Since the city is divided into three distinct groups or strata, an appropriate sampling method is stratified or layered random sampling. Recall that a stratified random sample is one which combines a number of separate random samples taken from distinct groups within the population. The size of the sample from each group reflects the proportion of that group or stratum within the population.
In order to calculate the sample size for each stratum, we use the formula lowercase 𝑠, which is the individual stratum sample size, is equal to uppercase 𝑆, which is the stratum size, divided by uppercase 𝑁, which is the population size, multiplied by lowercase 𝑛, which is the overall sample size. In our case, our population size is 100,000. That’s uppercase 𝑁. We’re interested in how many people from the suburbs should be in our sample. And we’re told that there are 10,000 people in the suburbs. So uppercase 𝑆 is equal to 10,000. Our overall sample size from the population is 1,000 people so that lowercase 𝑛 is 1,000. Into our formula then, the sample size for the suburbs is 10,000 divided by 100,000 multiplied by 1,000, that is, the stratum size divided by the population size multiplied by the overall sample size.
We can divide the numerator and the denominator by 1,000 and then again by 100. And we have the sample size of people from the suburbs is 100. So for a sample of 1,000 people, 100 of those should be from the suburbs.
Let’s complete this lesson by reminding ourselves of some of the key points about stratified random sampling. Stratified random sampling is a sampling method used when the population can be divided into distinct groups or strata. A representative sample combines random samples, one from each stratum, where the sample size reflects the proportion of the stratum within the population.
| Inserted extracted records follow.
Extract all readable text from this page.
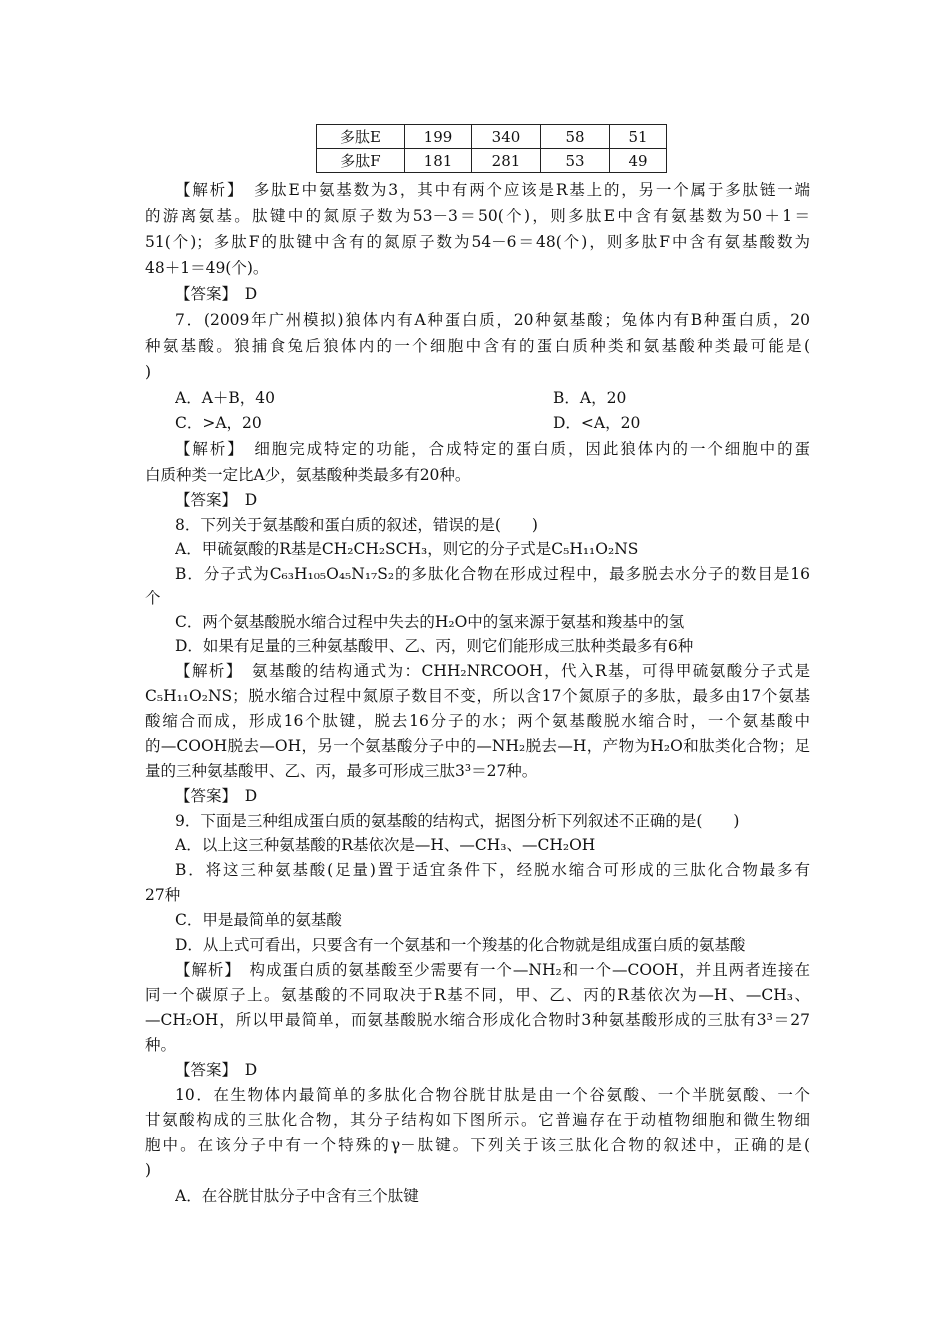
多肽E	199	340	58	51
多肽F	181	281	53	49
【解析】　多肽E中氨基数为3，其中有两个应该是R基上的，另一个属于多肽链一端
的游离氨基。肽键中的氮原子数为53－3＝50(个)，则多肽E中含有氨基数为50＋1＝
51(个)；多肽F的肽键中含有的氮原子数为54－6＝48(个)，则多肽F中含有氨基酸数为
48＋1＝49(个)。
【答案】　D
7．(2009年广州模拟)狼体内有A种蛋白质，20种氨基酸；兔体内有B种蛋白质，20
种氨基酸。狼捕食兔后狼体内的一个细胞中含有的蛋白质种类和氨基酸种类最可能是(
)
A．A＋B，40	B．A，20
C．>A，20	D．<A，20
【解析】　细胞完成特定的功能，合成特定的蛋白质，因此狼体内的一个细胞中的蛋
白质种类一定比A少，氨基酸种类最多有20种。
【答案】　D
8．下列关于氨基酸和蛋白质的叙述，错误的是(　　)
A．甲硫氨酸的R基是CH₂CH₂SCH₃，则它的分子式是C₅H₁₁O₂NS
B．分子式为C₆₃H₁₀₅O₄₅N₁₇S₂的多肽化合物在形成过程中，最多脱去水分子的数目是16
个
C．两个氨基酸脱水缩合过程中失去的H₂O中的氢来源于氨基和羧基中的氢
D．如果有足量的三种氨基酸甲、乙、丙，则它们能形成三肽种类最多有6种
【解析】　氨基酸的结构通式为：CHH₂NRCOOH，代入R基，可得甲硫氨酸分子式是
C₅H₁₁O₂NS；脱水缩合过程中氮原子数目不变，所以含17个氮原子的多肽，最多由17个氨基
酸缩合而成，形成16个肽键，脱去16分子的水；两个氨基酸脱水缩合时，一个氨基酸中
的—COOH脱去—OH，另一个氨基酸分子中的—NH₂脱去—H，产物为H₂O和肽类化合物；足
量的三种氨基酸甲、乙、丙，最多可形成三肽3³＝27种。
【答案】　D
9．下面是三种组成蛋白质的氨基酸的结构式，据图分析下列叙述不正确的是(　　)
A．以上这三种氨基酸的R基依次是—H、—CH₃、—CH₂OH
B．将这三种氨基酸(足量)置于适宜条件下，经脱水缩合可形成的三肽化合物最多有
27种
C．甲是最简单的氨基酸
D．从上式可看出，只要含有一个氨基和一个羧基的化合物就是组成蛋白质的氨基酸
【解析】　构成蛋白质的氨基酸至少需要有一个—NH₂和一个—COOH，并且两者连接在
同一个碳原子上。氨基酸的不同取决于R基不同，甲、乙、丙的R基依次为—H、—CH₃、
—CH₂OH，所以甲最简单，而氨基酸脱水缩合形成化合物时3种氨基酸形成的三肽有3³＝27
种。
【答案】　D
10．在生物体内最简单的多肽化合物谷胱甘肽是由一个谷氨酸、一个半胱氨酸、一个
甘氨酸构成的三肽化合物，其分子结构如下图所示。它普遍存在于动植物细胞和微生物细
胞中。在该分子中有一个特殊的γ－肽键。下列关于该三肽化合物的叙述中，正确的是(
)
A．在谷胱甘肽分子中含有三个肽键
For a population of 𝑁 elements and overall sample size of lowercase 𝑛, a sample size 𝑠 for each stratum is lowercase 𝑠 is equal to uppercase 𝑆 over uppercase 𝑁 multiplied by lowercase 𝑛, where uppercase 𝑆 is the number of elements in the individual stratum. Alternatively, if we’re given the percentage of a population in an individual stratum, that is, 𝜌 percent, the sample size for that individual stratum, which is lowercase 𝑠, is 𝜌 percent multiplied by 𝑛, which is the overall sample size.